One thing that would have helped your writing on this thread: a lot more question marks. It's OK not to understand something! Asking questions helps everybody.

jeffffff · on April 3, 2022

at no point in the blog post or this thread has anyone actually explained what their super special use case is that makes doing what almost everyone else does a bad choice and this replicated sqlite thing a good choice. it's pretty clear you're an investor in this company or have some other vested interest in shilling for them, good luck with that.

hokus_p2 · on April 2, 2022

>> it seems like they are successful in spite of these decisions, not because of these decisions

That is my conclusion, too.

mrkurt · on April 2, 2022

The thing about startup decisions is: most of them are "wrong". Or they start right and become wrong later. Successful startups aren't successful in spite of their wrong decisions, they're successful because they can change them very quickly (then write a blog post about it and get more customers).

There's also a strong correlation between people who look at things from weird angles and also build good products.
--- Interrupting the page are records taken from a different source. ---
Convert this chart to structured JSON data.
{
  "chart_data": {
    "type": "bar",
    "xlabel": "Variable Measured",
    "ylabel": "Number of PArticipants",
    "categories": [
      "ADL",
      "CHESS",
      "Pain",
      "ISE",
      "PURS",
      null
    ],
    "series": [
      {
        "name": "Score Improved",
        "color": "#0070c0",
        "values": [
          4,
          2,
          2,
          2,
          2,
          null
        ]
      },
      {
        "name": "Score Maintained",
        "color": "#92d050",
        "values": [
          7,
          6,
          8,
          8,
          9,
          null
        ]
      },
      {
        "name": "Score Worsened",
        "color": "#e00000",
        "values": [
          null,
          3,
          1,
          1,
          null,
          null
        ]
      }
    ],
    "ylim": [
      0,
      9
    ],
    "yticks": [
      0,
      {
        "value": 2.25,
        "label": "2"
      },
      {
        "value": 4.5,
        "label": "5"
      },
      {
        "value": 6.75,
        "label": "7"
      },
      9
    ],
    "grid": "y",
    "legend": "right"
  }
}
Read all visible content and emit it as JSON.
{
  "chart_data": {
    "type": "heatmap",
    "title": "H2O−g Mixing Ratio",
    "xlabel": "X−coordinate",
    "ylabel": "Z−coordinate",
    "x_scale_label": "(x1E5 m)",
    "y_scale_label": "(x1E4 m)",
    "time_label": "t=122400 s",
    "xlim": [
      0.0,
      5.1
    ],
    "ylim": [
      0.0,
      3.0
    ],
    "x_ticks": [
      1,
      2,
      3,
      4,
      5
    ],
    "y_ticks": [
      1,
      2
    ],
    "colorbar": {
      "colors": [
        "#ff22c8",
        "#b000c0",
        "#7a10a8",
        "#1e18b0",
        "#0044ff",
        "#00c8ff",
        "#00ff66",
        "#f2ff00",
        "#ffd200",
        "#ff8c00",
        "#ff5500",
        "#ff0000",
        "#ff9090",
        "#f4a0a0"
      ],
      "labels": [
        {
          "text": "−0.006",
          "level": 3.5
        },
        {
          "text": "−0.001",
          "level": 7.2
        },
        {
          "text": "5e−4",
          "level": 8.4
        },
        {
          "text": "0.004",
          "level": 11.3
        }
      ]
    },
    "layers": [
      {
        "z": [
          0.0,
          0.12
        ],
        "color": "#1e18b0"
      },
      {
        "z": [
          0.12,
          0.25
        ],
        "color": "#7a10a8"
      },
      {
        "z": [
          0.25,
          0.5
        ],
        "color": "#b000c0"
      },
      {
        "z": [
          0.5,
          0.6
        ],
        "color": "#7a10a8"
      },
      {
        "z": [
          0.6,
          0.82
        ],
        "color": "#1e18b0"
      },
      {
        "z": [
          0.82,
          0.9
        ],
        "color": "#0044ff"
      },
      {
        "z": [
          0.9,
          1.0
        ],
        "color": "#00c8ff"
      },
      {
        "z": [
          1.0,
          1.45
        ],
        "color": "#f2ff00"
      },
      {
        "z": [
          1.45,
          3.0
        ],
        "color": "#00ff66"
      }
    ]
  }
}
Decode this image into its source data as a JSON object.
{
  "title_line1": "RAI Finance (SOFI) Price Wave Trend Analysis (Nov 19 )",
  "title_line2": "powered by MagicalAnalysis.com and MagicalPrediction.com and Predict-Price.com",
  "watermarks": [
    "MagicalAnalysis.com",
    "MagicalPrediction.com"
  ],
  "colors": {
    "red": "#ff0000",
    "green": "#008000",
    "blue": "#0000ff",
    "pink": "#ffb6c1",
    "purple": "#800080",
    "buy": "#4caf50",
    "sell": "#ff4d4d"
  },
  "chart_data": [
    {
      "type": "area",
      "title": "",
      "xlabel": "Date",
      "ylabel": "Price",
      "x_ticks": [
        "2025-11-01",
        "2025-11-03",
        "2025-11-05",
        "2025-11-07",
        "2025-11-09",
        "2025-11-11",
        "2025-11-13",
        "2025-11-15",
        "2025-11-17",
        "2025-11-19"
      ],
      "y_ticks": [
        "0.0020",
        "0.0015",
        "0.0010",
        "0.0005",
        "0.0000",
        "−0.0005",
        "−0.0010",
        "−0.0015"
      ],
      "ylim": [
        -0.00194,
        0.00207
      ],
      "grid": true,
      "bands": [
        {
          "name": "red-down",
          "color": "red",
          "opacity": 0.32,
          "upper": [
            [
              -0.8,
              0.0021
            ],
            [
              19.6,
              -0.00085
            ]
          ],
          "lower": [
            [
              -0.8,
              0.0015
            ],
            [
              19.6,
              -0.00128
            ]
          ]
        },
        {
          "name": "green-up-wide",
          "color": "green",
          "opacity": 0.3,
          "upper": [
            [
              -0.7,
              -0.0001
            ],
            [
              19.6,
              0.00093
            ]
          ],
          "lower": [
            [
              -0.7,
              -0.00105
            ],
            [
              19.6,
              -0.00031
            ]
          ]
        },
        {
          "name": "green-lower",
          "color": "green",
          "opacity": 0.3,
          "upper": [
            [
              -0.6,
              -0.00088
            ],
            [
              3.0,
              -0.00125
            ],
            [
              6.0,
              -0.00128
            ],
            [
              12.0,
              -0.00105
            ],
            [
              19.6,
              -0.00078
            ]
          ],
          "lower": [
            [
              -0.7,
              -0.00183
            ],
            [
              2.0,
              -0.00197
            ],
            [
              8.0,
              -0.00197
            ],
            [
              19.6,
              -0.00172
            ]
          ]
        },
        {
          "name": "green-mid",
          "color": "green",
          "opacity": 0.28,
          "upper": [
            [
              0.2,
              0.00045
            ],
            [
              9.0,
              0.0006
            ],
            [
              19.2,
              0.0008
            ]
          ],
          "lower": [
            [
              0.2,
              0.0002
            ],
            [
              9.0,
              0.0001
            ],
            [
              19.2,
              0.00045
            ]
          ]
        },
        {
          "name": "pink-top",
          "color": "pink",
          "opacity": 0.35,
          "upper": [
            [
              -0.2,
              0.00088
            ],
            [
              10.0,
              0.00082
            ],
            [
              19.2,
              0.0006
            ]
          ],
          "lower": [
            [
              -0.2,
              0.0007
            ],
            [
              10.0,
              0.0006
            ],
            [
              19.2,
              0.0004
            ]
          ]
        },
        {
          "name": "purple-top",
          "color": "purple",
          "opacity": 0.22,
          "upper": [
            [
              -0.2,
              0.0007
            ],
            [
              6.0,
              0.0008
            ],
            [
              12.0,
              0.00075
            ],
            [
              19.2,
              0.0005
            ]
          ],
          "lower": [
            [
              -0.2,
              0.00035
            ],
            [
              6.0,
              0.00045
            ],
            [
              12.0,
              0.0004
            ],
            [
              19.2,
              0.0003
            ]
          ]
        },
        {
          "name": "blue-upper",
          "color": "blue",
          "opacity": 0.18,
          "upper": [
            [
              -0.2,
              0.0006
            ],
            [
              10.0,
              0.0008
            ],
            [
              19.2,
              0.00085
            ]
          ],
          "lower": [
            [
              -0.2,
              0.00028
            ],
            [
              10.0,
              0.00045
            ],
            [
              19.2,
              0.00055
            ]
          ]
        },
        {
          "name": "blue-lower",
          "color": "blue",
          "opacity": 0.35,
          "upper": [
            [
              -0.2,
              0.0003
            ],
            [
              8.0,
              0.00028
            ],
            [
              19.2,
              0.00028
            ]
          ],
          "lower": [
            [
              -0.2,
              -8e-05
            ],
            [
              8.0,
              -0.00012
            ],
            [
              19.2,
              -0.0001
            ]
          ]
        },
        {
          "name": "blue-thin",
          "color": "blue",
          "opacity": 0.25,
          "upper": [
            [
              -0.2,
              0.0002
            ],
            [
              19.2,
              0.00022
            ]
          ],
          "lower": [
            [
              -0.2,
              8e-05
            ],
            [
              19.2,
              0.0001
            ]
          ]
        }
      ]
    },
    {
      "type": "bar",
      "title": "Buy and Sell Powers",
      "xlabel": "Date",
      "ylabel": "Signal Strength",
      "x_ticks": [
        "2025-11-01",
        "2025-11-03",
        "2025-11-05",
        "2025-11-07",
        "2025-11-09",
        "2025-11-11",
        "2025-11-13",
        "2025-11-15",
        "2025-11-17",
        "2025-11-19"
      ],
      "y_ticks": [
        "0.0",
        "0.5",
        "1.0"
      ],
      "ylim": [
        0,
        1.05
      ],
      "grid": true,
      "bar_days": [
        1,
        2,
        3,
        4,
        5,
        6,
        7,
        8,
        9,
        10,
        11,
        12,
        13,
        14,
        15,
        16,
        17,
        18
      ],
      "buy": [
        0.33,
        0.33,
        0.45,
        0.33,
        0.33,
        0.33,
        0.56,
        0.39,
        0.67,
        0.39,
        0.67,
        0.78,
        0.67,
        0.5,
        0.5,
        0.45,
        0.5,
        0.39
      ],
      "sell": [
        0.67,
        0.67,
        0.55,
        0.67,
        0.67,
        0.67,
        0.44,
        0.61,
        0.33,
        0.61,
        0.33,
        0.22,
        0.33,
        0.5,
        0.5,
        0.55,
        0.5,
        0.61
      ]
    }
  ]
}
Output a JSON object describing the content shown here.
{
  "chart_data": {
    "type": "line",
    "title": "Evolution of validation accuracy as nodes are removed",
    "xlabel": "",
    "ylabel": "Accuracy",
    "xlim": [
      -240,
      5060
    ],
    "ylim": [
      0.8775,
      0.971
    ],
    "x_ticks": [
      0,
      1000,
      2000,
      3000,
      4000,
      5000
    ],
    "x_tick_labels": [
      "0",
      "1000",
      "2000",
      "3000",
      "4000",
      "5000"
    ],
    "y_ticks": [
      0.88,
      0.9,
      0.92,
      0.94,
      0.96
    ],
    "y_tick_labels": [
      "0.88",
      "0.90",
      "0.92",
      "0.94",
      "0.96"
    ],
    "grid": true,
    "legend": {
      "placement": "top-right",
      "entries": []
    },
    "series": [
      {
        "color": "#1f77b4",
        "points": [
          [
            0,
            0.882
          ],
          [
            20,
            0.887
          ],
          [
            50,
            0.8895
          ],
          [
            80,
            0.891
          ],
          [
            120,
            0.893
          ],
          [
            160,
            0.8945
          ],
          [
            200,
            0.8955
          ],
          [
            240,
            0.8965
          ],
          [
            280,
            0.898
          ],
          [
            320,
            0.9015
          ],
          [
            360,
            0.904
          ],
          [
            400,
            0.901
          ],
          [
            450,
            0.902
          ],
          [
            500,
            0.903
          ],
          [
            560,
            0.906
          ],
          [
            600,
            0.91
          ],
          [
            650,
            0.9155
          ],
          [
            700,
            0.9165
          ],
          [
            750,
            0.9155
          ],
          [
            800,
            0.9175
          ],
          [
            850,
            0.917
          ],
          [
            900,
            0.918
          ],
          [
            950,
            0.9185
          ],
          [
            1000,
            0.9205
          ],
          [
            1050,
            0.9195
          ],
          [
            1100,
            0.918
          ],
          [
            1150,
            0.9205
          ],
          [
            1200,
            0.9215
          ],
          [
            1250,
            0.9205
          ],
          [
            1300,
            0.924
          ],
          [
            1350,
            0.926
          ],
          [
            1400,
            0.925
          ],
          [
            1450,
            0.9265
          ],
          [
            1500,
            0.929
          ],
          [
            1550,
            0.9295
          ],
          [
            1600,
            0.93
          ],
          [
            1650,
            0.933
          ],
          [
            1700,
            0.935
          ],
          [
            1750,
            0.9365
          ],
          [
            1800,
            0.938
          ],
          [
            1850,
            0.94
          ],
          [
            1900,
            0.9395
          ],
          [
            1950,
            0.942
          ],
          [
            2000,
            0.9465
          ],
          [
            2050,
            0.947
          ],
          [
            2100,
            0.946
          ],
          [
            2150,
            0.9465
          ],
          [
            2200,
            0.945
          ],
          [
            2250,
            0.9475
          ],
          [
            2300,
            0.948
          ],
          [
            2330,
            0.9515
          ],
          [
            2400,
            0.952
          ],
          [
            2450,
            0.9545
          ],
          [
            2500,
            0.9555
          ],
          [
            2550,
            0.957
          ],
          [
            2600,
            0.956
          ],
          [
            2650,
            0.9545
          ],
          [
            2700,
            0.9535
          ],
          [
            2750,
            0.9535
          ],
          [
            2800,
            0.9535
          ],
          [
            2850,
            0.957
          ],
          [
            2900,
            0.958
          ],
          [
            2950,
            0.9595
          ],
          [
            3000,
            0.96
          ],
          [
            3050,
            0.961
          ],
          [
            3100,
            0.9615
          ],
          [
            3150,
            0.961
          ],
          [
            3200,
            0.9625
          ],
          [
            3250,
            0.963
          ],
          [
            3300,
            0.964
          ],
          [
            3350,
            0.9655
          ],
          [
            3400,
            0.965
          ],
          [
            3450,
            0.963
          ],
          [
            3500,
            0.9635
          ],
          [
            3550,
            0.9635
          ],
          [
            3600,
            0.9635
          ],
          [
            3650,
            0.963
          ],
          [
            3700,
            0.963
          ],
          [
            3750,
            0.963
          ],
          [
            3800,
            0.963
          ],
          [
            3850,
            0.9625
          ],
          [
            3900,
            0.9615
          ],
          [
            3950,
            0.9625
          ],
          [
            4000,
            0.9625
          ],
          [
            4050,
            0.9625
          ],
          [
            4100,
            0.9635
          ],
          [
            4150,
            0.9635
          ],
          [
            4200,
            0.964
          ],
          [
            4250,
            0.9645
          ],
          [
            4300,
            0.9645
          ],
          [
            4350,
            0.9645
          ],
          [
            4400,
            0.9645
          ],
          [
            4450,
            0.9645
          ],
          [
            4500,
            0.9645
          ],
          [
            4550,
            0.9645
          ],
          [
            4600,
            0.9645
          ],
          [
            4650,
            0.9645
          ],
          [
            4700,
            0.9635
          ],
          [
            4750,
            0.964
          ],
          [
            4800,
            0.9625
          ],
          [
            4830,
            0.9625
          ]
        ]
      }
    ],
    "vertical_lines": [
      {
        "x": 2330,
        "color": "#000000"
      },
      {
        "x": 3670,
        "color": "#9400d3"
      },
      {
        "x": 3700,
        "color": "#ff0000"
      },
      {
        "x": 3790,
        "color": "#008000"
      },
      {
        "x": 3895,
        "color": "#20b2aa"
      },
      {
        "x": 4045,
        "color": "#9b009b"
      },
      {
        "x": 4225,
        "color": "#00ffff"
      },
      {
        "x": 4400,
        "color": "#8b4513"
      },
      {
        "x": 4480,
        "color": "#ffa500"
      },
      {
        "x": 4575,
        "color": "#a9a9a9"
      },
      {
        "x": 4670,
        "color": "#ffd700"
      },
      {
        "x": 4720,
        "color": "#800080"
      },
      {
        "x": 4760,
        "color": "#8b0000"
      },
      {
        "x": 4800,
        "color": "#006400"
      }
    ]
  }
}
Why are you surprised the people who invented an entirely new way of doing VPNs also don't cargo cult database storages?

jeffffff · on April 2, 2022

it's not cargo culting if it works, and they even say in the article that mysql or postgres would've worked

maybe next they will stop cargo culting operating systems and switch to SerenityOS?

tptacek · on April 2, 2022

They're talking about running many instances of MySQL locally, not hooking all their systems up to RDS.

jeffffff · on April 3, 2022

no they aren't

Tailscale’s coordination server, our “control plane”, has become known as CONTROL. It’s currently a single Go process on a single VM.

source: https://tailscale.com/blog/an-unlikely-database-migration/

bobnamob · on April 2, 2022

The s3 api is rapidly becoming a distributed storage standard. Building your product around it is hardly lock-in these days.

AWS does offer one (very reliable) implementation but they’re very definitely not a monopoly.

yawaramin · on April 2, 2022

Sounds like you need to do a lot more research before commenting on this? It's pretty easy to find in the Litestream docs that it replicates to S3, Google Cloud Storage, Azure, and other options even including SFTP. In fact by off-loading the storage integration details to Litestream, the Tailscale people now get seamless storage vendor independence almost for free.

This is what a really smart and future-proof solution looks like.

jeffffff · on April 2, 2022

or they could have used mysql or postgres hosted by aws, gcp, azure, etc? i would put money on this not being the last time they change databases

tptacek · on April 2, 2022

Again: this is an infrastructure component, running on many machines internally. It's not a Rails app. We use SQLite in very similar circumstances across hundreds of machines. Having all those machines schlepping all their reads back to RDS would not only be untenably slow, but it would also make the whole system less stable. I don't think you've really thought through the design at all, and you should before making comments like these.

I'd put money on this not being the last database change too! But not for the same reasons you would.

mwcampbell · on April 3, 2022

Unless I'm misunderstanding something, it seems to me that Tailscale's controller, discussed in the previous blog post [1], is like a typical CRUD API server, currently only running on one machine (they're not using Litestream's work-in-progress live read replicas), not something widely distributed like Fly's service discovery infrastructure.

I'm not joining the "just use RDS" crowd, but it looks to me like using a managed DB service like RDS would have been a reasonable decision for this application.

[1]: https://tailscale.com/blog/an-unlikely-database-migration/

yawaramin · on April 2, 2022

I'll take that money quite easily ;-)

IshKebab · on April 2, 2022

They're not questionable because they didn't work, they're questionable because they were so difficult to run that they had to migrate twice.

You could absolutely run a web site using Brainfuck without any failures or any customers realising it. Doesn't mean it's not a questionable decision!